Page 30 of No Safe Place

“Is it that obvious, Daisy?” I said, grinning back.

“I figured with that nervous look on your face, it’s either that or you’re applying for a job. Corona to start as usual?”

“Yes, please, Daisy, and when the lady gets here, please make sure you keep them coming. You know, for my nerves,” I said.

The bar she walked off toward was a big, elaborate, darkly varnished horseshoe-shaped affair with all the booze bottles on an island in the middle of it. The bartender behind it, who was also the owner of The Forge, was a tall, lanky, middle-aged man named Scotty.

Scotty had the look of an aging hippie with his long gray hair and wore aviator-style eyeglasses along with a defeated expression of a guy who seemed suspicious that maybe life had passed him by. In front of him sat about a half a dozen regular Joe six-packs staring up at a big flat screen on the back wall where a hockey pregame for the Carolina Hurricanes versus the Pittsburgh Penguins was underway.

As my eyes drifted into the restaurant’s dining room, I saw at its biggest table there were a half dozen rough-and-tumble guys laughing and carrying on. I’d seen this group three or four times before. Daisy had told me they were construction workers who were staying in town for the last month, refurbishing the bridge as well as retrofitting a huge modern hydroelectric generator into one of the old Beckford Tool Factory’s brick mills beside it.

“What’s up with the dinner party with the rowdies?” I said when Daisy came back with my beer.

“I think one of them is leaving or something so they’re having a going-away party.”

“Are they done with the project?” I said.

“Getting close it seems,” Daisy said, “which is making Scotty more depressed than usual. With the way these roughnecks drink, he was thinking of retiring to Palm Beach.”

As the men continued to laugh and make fun of each other, I found myself smiling over at their masculine chop-busting merriment. Like most former cops and soldiers, having spent most of my life working with other men in tight-knit units, one thing I really did miss in my retirement was the goofing around and camaraderie.

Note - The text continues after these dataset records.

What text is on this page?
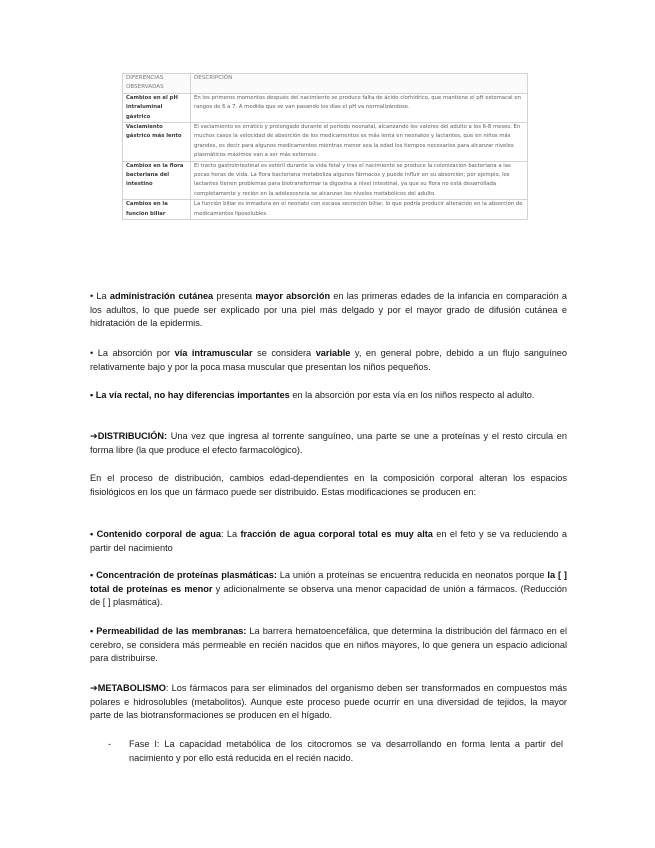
DIFERENCIAS OBSERVADAS	DESCRIPCIÓN
Cambios en el pH intraluminal gástrico	En los primeros momentos después del nacimiento se produce falta de ácido clorhídrico, que mantiene el pH estomacal en rangos de 6 a 7. A medida que se van pasando los días el pH va normalizándose.
Vaciamiento gástrico más lento	El vaciamiento es errático y prolongado durante el período neonatal, alcanzando los valores del adulto a los 6-8 meses. En muchos casos la velocidad de absorción de los medicamentos es más lenta en neonatos y lactantes, que en niños más grandes, es decir para algunos medicamentos mientras menor sea la edad los tiempos necesarios para alcanzar niveles plasmáticos máximos van a ser más extensos.
Cambios en la flora bacteriana del intestino	El tracto gastrointestinal es estéril durante la vida fetal y tras el nacimiento se produce la colonización bacteriana a las pocas horas de vida. La flora bacteriana metaboliza algunos fármacos y puede influir en su absorción; por ejemplo, los lactantes tienen problemas para biotransformar la digoxina a nivel intestinal, ya que su flora no está desarrollada completamente y recién en la adolescencia se alcanzan los niveles metabólicos del adulto.
Cambios en la función biliar	La función biliar es inmadura en el neonato con escasa secreción biliar, lo que podría producir alteración en la absorción de medicamentos liposolubles.

• La administración cutánea presenta mayor absorción en las primeras edades de la infancia en comparación a los adultos, lo que puede ser explicado por una piel más delgado y por el mayor grado de difusión cutánea e hidratación de la epidermis.

• La absorción por vía intramuscular se considera variable y, en general pobre, debido a un flujo sanguíneo relativamente bajo y por la poca masa muscular que presentan los niños pequeños.

• La vía rectal, no hay diferencias importantes en la absorción por esta vía en los niños respecto al adulto.

➔DISTRIBUCIÓN: Una vez que ingresa al torrente sanguíneo, una parte se une a proteínas y el resto circula en forma libre (la que produce el efecto farmacológico).

En el proceso de distribución, cambios edad-dependientes en la composición corporal alteran los espacios fisiológicos en los que un fármaco puede ser distribuido. Estas modificaciones se producen en:

• Contenido corporal de agua: La fracción de agua corporal total es muy alta en el feto y se va reduciendo a partir del nacimiento

• Concentración de proteínas plasmáticas: La unión a proteínas se encuentra reducida en neonatos porque la [ ] total de proteínas es menor y adicionalmente se observa una menor capacidad de unión a fármacos. (Reducción de [ ] plasmática).

• Permeabilidad de las membranas: La barrera hematoencefálica, que determina la distribución del fármaco en el cerebro, se considera más permeable en recién nacidos que en niños mayores, lo que genera un espacio adicional para distribuirse.

➔METABOLISMO: Los fármacos para ser eliminados del organismo deben ser transformados en compuestos más polares e hidrosolubles (metabolitos). Aunque este proceso puede ocurrir en una diversidad de tejidos, la mayor parte de las biotransformaciones se producen en el hígado.

- Fase I: La capacidad metabólica de los citocromos se va desarrollando en forma lenta a partir del nacimiento y por ello está reducida en el recién nacido.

With nothing else to do as I sipped my beer, I found myself imagining that the men at the table and I were all in the same SEAL unit together and I decided to come up with call signs for them.

The one with the most serious face on him who was probably the foreman was a wiry medium-sized man of about fifty with short spiky red hair and a reddish mustache. That was Sonic.

Next to him was a thin, long-faced sort of poetic-looking Hispanic guy with a goatee who was maybe thirty. I noticed he favored plaid shirts so he was Plaid Don Juan.

The oldest of them was a stocky white guy in his midfifties with a buzz cut and glasses and a graying beard. He always sat there with his arms folded, drinking beer and laughing softly at everything. He seemed to exude more intelligence and competence than Sonic so maybe he was an engineer or something? I dubbed him Papa Bear.

The bald thirtyish guy in a neon orange hoodie next to him looked like he worked out a lot and had a loudmouth New York street accent. I dubbed him Brooklyn.

And last but not least was a lanky and gangly, scruffy blue-eyed pothead sort of guy of thirty or so with longish brown hair. He was Shaggy, of course.

The farewell dinner must have been going on for quite a bit because the gang seemed even drunker than the last time I’d seen them. Which was saying something.

I took another hit of my own cerveza mas fina then decided to check my watch again.

It was 8:15 now, I saw with a frown.

Colleen was running a little late.

Or had she fallen asleep or something?

That would suck, I thought. Really suck. If she was asleep then that would be it. Tomorrow obviously she would be done with her work up here and be gone.

I looked at my watch again.

Was my bucket list going to go wanting after all?

27

A Mormon temple flashed by outside the window. And then a driving range. A red light ahead made Colleen pause, but then it went green and she hammered it alongside a cornfield, picking up the pace back toward the center of Beckford.

They were in Jodi’s car now, a new Mercedes-AMG C 43 sedan. It was Colleen’s idea to do the quick switch back at the hotel parking lot as Travers was no doubt putting an APB out on her rental.

Jodi was a nervous wreck so she had insisted that Colleen drive.

She wasn’t the only one, Colleen thought as she took the nimble silver Merc up to seventy.